The Tales That Rocks Can Tell
Rocks can tell great stories to those trained to read their verse. Within their folds and fractures are tales of collisional geological processes responsible for creating massive structures such as the Himalayas or New Hampshire's White Mountains. Under the tutelage of Professor Wally Bothner and with funding from UROP, geology major Jack Loveless is learning how to read Earth's story.
"My research involves examining rocks for evidence of fault formation," Loveless explains, fingering a series of folds in a fist-sized sample. "A fault is a major rock fracture caused by two units moving against each other. The Earth's crust is brittle, so you'll see a series of fractures in faulted rocks at the surface. As you get deeper, the temperature increases and the rock becomes more pliable, creating waves and folds."

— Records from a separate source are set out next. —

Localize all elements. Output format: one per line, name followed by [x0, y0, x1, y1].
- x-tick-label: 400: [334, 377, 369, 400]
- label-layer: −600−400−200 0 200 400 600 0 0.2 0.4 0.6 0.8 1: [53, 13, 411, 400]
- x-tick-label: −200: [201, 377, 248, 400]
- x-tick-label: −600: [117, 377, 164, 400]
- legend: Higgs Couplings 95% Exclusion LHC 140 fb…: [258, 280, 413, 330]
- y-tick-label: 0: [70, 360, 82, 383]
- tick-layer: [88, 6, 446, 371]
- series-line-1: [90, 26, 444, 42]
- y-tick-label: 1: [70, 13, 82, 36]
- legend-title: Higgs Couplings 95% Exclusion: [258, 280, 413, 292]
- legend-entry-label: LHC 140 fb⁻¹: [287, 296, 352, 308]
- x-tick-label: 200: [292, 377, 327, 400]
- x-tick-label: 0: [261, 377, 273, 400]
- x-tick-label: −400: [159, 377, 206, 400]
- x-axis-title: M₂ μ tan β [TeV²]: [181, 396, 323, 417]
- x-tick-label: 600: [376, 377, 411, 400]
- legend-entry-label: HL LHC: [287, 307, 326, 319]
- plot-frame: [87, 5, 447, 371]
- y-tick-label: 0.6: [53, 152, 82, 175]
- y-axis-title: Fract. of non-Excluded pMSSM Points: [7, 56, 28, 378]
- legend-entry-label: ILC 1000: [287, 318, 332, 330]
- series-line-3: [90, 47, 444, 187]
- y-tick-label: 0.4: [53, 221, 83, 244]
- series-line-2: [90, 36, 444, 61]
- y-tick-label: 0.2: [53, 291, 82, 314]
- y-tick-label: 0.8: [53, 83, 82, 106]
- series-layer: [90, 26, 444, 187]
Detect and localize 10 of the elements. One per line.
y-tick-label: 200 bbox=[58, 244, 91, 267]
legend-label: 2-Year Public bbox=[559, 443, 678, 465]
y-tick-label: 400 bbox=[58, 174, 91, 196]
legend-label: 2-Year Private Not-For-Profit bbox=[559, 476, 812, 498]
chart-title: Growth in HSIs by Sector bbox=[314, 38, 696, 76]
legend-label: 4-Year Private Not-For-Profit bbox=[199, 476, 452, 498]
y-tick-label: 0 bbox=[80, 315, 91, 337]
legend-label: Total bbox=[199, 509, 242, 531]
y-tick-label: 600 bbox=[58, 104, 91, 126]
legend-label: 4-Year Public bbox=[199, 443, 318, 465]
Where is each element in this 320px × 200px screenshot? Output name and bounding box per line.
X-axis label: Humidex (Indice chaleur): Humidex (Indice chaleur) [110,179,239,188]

Loveless is describing a sample from New Hampshire’s Epping quadrangle, a 50-square-mile section of terrain. Within this region is a rock unit called the Calef Member, which is thought to be fault bounded. Loveless examines thin sections of rock samples from this region under a microscope to see if there is increased deformation—stress and strain—concentrated on the fault. By characterizing the rock, he hopes the fault can be more accurately mapped.
"There's a major fault that goes all the way up through Maine called the Norumbega System," says Loveless. "There are smaller faults that diverge off this system like streams off a river. We're trying to find out if the Calef Member is part of that larger system. Confirming this would be a major contribution to the understanding of New England geology."
Loveless, who is headed to graduate school at Cornell University, says he originally planned to study physics, but was drawn to geology because he likes being outdoors.
"I remember taking a course my sophomore year when we spent eight hours per week in the field," says Loveless. " I loved looking at the folds in the rocks and trying to figure out what they meant. From that day I became hooked on structural geology. To make a map from scratch and come up with a finished project that tells a story about the rocks, about that area—that's an unbelievable experience."